The Case for Multiple Agencies

Representing multiple companies gives you diversified income, a broader range of solutions for your clients, and protection against any single company changing their terms or going under. Most successful independent agents represent between three and eight companies across complementary product categories.

However, managing multiple relationships effectively requires systems, discipline, and clear boundaries.

Avoiding Conflicts of Interest

Before taking on a new agency, check for conflicts with your existing agreements. Can you represent competing products? Are there exclusivity clauses? Do any of your contracts restrict you from working with certain companies?

Be transparent with all the companies you represent. Most appreciate honesty about your other relationships and would rather know upfront than discover it later.

Organising Your Product Knowledge

Each company you represent has different products, pricing, commission structures, and sales processes. Create a reference guide for each agency that includes key product features, target market, pricing tiers, commission rates, and the contact details for your support team.

Keep this information updated and accessible so you can switch between conversations without stumbling.

Tracking Deals Across Agencies

This is where most agents struggle. When you have deals in progress across five different companies, keeping track of who said what, when, and what the next step is becomes overwhelming without the right tools.
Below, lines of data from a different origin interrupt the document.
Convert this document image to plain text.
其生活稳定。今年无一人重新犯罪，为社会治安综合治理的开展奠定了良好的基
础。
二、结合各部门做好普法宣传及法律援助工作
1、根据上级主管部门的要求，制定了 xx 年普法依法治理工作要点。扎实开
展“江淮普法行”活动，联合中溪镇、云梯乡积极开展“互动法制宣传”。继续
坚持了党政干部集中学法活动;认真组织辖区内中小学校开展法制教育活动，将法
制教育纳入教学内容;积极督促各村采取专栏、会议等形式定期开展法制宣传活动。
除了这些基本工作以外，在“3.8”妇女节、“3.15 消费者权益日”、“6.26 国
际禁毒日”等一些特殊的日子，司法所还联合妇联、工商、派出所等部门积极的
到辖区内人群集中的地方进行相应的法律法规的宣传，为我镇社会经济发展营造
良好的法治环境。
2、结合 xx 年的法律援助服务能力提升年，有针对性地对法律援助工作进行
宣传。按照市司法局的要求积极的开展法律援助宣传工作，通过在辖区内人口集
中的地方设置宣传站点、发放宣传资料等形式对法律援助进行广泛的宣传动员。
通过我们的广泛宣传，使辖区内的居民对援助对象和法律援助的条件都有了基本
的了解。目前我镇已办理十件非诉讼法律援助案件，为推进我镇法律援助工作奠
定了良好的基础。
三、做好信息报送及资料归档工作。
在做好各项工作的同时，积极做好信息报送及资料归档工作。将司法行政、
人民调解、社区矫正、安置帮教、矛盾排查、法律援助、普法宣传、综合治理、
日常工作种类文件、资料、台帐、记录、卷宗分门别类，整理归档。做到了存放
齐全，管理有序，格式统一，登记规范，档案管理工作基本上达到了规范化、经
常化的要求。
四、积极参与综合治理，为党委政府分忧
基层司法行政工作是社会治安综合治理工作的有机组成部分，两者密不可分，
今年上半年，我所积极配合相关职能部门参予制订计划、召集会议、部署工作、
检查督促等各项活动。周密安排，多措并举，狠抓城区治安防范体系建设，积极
Zepys is built specifically for this challenge, giving agents a single platform to manage deals, commissions, and communications across all their agency relationships. Without a centralised system, important deals will fall through the cracks.

Time Allocation

Be strategic about how you divide your time. Focus on the products that generate the highest commissions per hour of effort, but maintain minimum activity levels across all your agencies to keep those relationships healthy.

Regular Reviews

Every quarter, review your performance across all agencies. Which are producing the best returns? Which are costing you time without paying off? Adjust your portfolio and time allocation accordingly. Treat your collection of agencies like an investment portfolio that needs periodic rebalancing.